La Corée du Sud envisage de légiférer pour clarifier les règles de commande anticipée des équipements clés du nucléaire

Le gouvernement sud-coréen et le parti au pouvoir poussent à la révision des réglementations relatives au nucléaire, avec l'intention d'inscrire dans la loi le mécanisme de commande anticipée des équipements clés des centrales nucléaires. Cette initiative vise à clarifier la base juridique permettant de commander certains équipements à fabrication longue avant l'achèvement des procédures d'autorisation, réduisant ainsi les litiges autour du calendrier de commande des équipements lors des projets de construction de centrales nucléaires.

Selon des sources de l'Assemblée nationale et du gouvernement sud-coréens, le député du Parti démocrate Heo Seong-mu a rédigé un amendement à la loi sur le contrôle des centrales nucléaires, incluant l'autorisation de commander à l'avance les composants clés nécessaires à la construction des centrales. Actuellement, l'amendement recueille les signatures des députés du parti au pouvoir et sera soumis à l'examen de l'Assemblée nationale une fois le quorum atteint.

La progression de cet amendement est liée à l'étude menée précédemment par Kim Sung-hwan, ministre du Climat, de l'Énergie et de l'Environnement de Corée du Sud. En avril dernier, Kim Sung-hwan a inspecté le site de fabrication d'équipements nucléaires de Doosan Enerbility à Changwon et a tenu une réunion avec les fabricants d'équipements nucléaires. Lors de cette réunion, des entreprises ont fait part que les composants principaux ne pouvaient généralement être commandés officiellement qu'après l'approbation du plan de mise en œuvre, ce qui rendait difficile la garantie des délais de livraison des équipements clés. Par la suite, le gouvernement et le parti au pouvoir ont commencé à discuter de l'établissement d'un système de commande anticipée par voie législative.

Actuellement, la législation sud-coréenne en vigueur ne limite pas explicitement le calendrier de commande des équipements principaux des centrales nucléaires.
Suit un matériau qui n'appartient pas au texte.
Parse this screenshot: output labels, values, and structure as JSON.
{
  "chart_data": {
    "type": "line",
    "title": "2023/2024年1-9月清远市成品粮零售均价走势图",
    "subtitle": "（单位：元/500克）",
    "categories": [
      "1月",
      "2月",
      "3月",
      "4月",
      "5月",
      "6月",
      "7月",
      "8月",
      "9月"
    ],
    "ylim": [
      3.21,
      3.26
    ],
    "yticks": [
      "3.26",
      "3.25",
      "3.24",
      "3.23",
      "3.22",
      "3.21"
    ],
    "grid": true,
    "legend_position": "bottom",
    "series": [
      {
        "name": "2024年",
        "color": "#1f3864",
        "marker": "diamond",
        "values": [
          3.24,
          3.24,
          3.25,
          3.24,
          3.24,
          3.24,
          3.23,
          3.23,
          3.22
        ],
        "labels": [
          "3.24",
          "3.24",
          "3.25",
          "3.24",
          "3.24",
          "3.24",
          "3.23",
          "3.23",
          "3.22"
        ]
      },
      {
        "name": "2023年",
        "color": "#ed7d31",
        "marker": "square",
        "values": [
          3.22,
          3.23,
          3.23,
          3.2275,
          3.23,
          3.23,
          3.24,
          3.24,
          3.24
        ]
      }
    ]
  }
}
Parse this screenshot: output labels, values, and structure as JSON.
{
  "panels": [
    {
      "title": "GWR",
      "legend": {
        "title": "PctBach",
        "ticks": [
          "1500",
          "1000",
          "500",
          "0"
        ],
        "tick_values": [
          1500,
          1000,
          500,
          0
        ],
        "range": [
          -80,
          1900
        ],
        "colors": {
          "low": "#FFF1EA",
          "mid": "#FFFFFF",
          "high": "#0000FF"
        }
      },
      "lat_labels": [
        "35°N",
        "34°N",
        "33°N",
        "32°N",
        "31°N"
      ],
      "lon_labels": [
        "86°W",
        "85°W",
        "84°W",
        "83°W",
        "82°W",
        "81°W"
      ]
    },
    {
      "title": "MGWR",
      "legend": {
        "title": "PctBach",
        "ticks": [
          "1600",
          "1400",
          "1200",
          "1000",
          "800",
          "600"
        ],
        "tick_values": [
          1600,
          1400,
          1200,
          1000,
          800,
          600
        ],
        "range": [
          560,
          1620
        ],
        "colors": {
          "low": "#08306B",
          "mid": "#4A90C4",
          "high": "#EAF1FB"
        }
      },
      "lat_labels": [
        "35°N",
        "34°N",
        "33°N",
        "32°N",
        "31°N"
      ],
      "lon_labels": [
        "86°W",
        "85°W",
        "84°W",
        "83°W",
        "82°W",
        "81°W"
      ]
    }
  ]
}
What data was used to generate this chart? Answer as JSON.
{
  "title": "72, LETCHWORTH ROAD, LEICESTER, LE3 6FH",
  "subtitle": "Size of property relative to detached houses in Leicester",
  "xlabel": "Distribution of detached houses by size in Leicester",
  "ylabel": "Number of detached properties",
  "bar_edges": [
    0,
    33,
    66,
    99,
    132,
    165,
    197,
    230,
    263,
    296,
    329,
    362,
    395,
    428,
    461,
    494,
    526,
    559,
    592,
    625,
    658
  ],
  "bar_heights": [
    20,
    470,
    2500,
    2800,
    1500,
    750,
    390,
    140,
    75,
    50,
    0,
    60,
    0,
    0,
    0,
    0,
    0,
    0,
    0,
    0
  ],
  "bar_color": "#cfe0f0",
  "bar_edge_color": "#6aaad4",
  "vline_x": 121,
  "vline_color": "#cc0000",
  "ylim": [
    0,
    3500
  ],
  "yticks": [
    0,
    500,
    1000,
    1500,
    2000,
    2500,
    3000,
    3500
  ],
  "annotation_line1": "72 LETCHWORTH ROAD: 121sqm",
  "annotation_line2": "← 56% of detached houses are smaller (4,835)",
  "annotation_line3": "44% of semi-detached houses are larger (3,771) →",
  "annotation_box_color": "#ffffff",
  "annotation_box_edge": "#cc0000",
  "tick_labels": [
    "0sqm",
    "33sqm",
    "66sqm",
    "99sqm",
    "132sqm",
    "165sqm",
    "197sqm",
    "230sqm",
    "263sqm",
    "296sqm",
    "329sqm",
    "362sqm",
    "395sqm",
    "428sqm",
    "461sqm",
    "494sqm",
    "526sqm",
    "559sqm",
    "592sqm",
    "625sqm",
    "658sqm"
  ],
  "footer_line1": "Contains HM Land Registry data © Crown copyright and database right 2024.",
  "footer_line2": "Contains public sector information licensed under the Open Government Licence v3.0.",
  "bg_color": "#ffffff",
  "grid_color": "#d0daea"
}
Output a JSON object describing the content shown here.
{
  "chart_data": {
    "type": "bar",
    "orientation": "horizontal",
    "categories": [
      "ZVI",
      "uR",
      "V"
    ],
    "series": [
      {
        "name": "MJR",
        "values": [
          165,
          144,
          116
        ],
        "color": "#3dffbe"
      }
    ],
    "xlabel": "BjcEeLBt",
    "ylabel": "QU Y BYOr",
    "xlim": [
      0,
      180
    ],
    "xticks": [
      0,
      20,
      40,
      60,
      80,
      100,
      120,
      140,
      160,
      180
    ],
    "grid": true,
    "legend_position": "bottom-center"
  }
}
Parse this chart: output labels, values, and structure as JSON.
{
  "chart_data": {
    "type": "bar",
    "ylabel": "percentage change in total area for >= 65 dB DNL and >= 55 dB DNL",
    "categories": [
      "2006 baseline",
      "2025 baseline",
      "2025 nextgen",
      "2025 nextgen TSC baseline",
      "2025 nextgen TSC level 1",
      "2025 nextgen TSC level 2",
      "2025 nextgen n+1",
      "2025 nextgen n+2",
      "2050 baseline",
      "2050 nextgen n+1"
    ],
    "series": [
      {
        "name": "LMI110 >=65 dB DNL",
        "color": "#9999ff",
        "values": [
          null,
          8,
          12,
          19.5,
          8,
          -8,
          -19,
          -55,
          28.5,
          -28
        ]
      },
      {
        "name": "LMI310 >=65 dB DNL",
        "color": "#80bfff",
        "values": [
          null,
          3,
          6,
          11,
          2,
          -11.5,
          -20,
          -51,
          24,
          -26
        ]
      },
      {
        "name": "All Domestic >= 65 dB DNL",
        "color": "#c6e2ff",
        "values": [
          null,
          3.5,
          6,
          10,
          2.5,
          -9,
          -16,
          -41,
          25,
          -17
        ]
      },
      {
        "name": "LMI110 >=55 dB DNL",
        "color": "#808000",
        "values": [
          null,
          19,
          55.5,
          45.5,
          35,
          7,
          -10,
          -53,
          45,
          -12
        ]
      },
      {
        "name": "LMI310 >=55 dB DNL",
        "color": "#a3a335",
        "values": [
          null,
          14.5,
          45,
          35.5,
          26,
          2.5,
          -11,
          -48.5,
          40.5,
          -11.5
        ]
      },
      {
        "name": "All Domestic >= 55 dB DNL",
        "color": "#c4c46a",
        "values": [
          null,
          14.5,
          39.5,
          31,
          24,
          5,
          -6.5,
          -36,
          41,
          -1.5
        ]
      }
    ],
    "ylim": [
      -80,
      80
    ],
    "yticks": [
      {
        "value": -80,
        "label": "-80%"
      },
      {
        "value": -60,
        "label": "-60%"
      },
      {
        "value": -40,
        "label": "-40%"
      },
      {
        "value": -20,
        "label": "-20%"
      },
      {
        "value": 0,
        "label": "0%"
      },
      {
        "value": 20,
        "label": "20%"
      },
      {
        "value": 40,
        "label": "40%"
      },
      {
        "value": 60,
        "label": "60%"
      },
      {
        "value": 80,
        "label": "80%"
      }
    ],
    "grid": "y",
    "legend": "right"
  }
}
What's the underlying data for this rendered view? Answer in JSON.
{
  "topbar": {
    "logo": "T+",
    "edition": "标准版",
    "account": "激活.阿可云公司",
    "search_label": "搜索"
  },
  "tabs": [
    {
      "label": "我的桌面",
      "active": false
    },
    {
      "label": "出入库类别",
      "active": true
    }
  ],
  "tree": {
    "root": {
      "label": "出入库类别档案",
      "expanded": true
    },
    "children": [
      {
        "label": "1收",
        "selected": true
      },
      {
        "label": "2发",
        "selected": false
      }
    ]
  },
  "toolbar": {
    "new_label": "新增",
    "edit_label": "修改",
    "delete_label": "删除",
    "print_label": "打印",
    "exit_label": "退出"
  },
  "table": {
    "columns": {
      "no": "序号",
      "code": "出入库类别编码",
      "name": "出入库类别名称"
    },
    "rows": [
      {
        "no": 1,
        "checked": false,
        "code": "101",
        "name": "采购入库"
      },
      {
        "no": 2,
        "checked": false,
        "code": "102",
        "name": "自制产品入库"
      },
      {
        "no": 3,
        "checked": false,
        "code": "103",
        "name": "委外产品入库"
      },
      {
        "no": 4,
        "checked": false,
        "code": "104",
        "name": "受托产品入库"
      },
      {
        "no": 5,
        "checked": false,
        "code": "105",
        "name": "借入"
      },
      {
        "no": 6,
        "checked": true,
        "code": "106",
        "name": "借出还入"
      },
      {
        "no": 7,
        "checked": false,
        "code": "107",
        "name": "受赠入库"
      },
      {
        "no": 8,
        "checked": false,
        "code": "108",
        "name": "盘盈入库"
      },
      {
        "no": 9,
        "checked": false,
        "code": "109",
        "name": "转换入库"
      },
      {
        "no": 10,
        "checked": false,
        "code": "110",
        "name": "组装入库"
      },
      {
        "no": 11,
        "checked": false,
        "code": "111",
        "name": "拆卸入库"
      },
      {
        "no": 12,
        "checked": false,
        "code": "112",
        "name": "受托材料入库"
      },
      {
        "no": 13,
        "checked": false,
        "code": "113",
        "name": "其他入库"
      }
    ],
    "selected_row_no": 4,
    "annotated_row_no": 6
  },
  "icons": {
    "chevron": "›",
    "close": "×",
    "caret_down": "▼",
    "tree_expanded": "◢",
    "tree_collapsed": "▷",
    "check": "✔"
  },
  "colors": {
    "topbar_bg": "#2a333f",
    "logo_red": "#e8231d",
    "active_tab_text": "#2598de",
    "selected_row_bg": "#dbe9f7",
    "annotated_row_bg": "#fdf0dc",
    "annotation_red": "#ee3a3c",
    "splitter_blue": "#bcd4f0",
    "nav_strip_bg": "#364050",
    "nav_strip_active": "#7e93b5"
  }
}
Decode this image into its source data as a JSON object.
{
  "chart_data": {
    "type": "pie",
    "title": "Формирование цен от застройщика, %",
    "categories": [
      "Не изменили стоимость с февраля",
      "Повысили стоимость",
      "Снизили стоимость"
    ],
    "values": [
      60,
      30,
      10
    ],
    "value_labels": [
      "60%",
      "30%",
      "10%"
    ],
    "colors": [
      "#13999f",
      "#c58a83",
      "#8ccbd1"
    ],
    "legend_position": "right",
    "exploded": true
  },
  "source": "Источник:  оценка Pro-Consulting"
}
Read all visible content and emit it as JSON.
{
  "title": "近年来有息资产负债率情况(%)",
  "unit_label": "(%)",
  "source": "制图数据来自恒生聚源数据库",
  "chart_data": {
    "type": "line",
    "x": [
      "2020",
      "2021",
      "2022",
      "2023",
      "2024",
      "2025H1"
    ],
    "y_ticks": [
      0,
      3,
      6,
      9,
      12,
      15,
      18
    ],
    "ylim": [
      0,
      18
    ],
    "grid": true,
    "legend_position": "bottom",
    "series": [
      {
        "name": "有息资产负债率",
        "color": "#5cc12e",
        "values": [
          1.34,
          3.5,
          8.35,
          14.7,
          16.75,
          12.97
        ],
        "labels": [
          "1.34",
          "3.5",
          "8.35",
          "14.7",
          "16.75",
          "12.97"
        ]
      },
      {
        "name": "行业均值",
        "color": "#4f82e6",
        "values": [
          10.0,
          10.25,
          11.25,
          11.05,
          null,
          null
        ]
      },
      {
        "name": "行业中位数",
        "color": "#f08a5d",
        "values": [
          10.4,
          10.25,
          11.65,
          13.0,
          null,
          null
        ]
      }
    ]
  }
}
Par exemple, la loi nationale sur les contrats ne contient pas de dispositions spécifiques concernant le moment de commande des équipements concernés. Cependant, un audit antérieur de l'Assemblée nationale sud-coréenne avait critiqué le fait que les pré-commandes et les pré-constructions avant autorisation pouvaient constituer une « avancée de facto de la construction », faisant du projet un fait accompli avant l'achèvement des procédures. Sous cette influence, Korea Hydro & Nuclear Power (KHNP) applique depuis longtemps une politique interne selon laquelle les contrats d'achat des équipements principaux ne sont signés qu'après l'obtention de l'approbation du plan de mise en œuvre conformément à la loi sur la promotion du développement de l'électricité.

Le cycle de fabrication des équipements clés du nucléaire est relativement long ; certains « équipements à fabrication longue » ont un cycle de production d'environ 36 mois, et tout retard de commande affecte directement le calendrier global du projet. Ces équipements comprennent des composants essentiels tels que les cuves sous pression du réacteur, les générateurs de vapeur et les pressuriseurs. Un responsable d'un fournisseur d'équipements nucléaires a indiqué que l'industrie a généralement recours à une approche « premier arrivé, premier servi » pour organiser les capacités de production. Même sans contrat signé, les entreprises reçoivent à l'avance une notification officielle et lancent les préparatifs de production, « ce qui équivaut à se préparer à l'avance sans contrat formel ni paiement ».

Selon des personnalités politiques, l'amendement prévoit d'ajouter une clause autorisant la commande d'équipements à fabrication longue avant l'achèvement des procédures d'autorisation. Actuellement, les parties concernées étudient principalement la révision des dispositions relatives aux achats et aux contrats dans la loi sur le contrôle des centrales nucléaires. La gamme des équipements éligibles à la commande anticipée et les modalités d'achat spécifiques devraient être précisées par décret présidentiel. Un responsable du ministère du Climat et du Changement de la Corée du Sud a indiqué que le gouvernement étudiait la nécessité d'institutionnaliser la pratique actuelle de pré-commande effectuée par convention, afin de refléter plus précisément les besoins d'exécution des projets, mais le plan concret n'est pas encore définitivement arrêté.

Le secteur prévoit que si l'amendement est adopté, les projets nucléaires pourront verrouiller à l'avance l'approvisionnement en équipements à fabrication longue par le biais de contrats formels, réduisant ainsi la dépendance aux arrangements de production informels et raccourcissant le délai de construction. Le projet de centrale nucléaire de Yeongdeok, promu par le gouvernement sud-coréen, est considéré comme susceptible d'être le premier cas d'application de ce système. L'achèvement de ce projet est prévu entre 2037 et 2038.